A recent Grok post begins: All our state’s students deserve the best education possible…
I’m sorry, but that’s just wrong.
There’s no court-mandated right to ‘the best education possible’. (Or to ‘a bright future’, as our Education Commissioner likes to say. Or to ‘fulfill their potentials’. And so on.)
The courts have required the state to provide each EDUCABLE child with an OPPORTUNITY to acquire the knowledge and learning NECESSARY to participate intelligently in the American political, economic, and social systems of a free government.
Currently, any school district could meet this mandate by providing a laptop and an internet connection to each child in the district, for less than 10% of what it’s spending now — while, ironically, actually increasing the options available to each child by orders of magnitude.
Rhetoric about what kids ‘deserve’ gives people the feels, but it’s not in the mandate, and it’s a big contributor to our slide towards bankruptcy.
If you’re going to take money from taxpayers — if you’re going to infringe on their right to property — Article 3 of the state constitution requires you to use that money to protect their other rights. That is the constitutional (as opposed to court-mandated) justification for taxes of any kind, taken for any purpose.
So it’s not the children, but rather the taxpayers, who ‘deserve’ something in return for the money being taken from them. In particular, they deserve to be spared the danger to their rights that comes from being surrounded by newly-minted ‘graduates’ who are illiterate, innumerate, and irrational, whether those graduates are from regular public schools, or charter schools, or private schools, or are schooled at home.
Until proponents of school choice and other educational reforms get that straight, and stop treating tax-funded education as a charity program, they’re always going to be at odds with taxpayers.

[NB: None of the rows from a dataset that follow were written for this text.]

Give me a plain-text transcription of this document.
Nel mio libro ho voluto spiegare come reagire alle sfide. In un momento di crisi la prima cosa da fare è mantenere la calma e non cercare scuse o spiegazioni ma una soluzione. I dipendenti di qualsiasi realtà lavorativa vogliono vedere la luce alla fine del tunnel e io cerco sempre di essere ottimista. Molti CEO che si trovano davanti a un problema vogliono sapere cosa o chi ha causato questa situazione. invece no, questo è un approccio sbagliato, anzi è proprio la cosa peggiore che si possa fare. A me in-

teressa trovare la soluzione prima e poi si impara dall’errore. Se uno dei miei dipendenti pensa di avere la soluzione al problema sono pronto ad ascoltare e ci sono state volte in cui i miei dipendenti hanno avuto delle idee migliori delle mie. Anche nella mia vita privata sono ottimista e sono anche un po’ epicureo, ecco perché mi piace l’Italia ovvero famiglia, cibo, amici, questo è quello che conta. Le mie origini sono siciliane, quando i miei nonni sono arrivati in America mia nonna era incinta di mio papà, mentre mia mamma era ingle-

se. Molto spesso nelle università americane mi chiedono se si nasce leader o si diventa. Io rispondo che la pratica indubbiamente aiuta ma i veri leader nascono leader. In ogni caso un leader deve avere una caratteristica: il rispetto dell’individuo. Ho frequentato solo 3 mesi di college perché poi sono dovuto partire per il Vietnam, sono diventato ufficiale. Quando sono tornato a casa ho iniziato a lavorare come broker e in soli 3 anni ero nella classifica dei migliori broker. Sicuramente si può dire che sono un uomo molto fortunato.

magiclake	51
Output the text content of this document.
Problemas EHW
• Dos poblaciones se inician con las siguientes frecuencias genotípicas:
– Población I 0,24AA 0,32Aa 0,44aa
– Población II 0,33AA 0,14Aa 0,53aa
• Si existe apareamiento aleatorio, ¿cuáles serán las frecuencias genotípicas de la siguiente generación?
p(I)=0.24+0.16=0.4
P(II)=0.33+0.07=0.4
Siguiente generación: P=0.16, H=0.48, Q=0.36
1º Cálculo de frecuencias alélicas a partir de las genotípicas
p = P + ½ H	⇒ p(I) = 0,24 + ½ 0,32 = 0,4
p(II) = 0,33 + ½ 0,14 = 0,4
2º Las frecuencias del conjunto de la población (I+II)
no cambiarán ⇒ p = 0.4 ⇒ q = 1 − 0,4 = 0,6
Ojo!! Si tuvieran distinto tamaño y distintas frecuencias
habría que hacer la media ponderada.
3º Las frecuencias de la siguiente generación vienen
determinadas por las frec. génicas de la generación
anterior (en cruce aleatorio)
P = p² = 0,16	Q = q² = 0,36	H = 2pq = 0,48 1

How can we move in that direction? We could start by changing the rhetoric so that the interests of parents, students, and taxpayers are aligned, instead of at cross-purposes. For example:
- If we took seriously the idea that tax-funded schools should be teaching what is necessary for participation in society, it would make it easier to stop using taxes to fund the teaching of what is unnecessary. That provides a bright line for paring down the curriculum to a manageable — and affordable — size.
- If we took seriously the idea that this is about opportunity, it we would require parents who can afford to fund even part of the education of their children do that, instead of relying completely on subsidies, which are often taken from people who are less well off than those parents.
- If we took seriously the idea that it’s the ability to demonstrate competence, rather than the ability to sit still in a seat for 12 years, that makes you ready to ‘commence’ your life as a citizen, we could eliminate our current toxic reliance on cohorts and credits. Students could graduate faster (relieving taxpayers of the burden of ‘keeping them busy’ until they reach an arbitrary age); and graduation would actually become meaningful again.
This all begins with directing rhetoric about schools towards how taxpayers can get what they’re paying for, instead of towards how kids can get what they ‘deserve’. Because if approached properly, those actually turn out to be the same thing.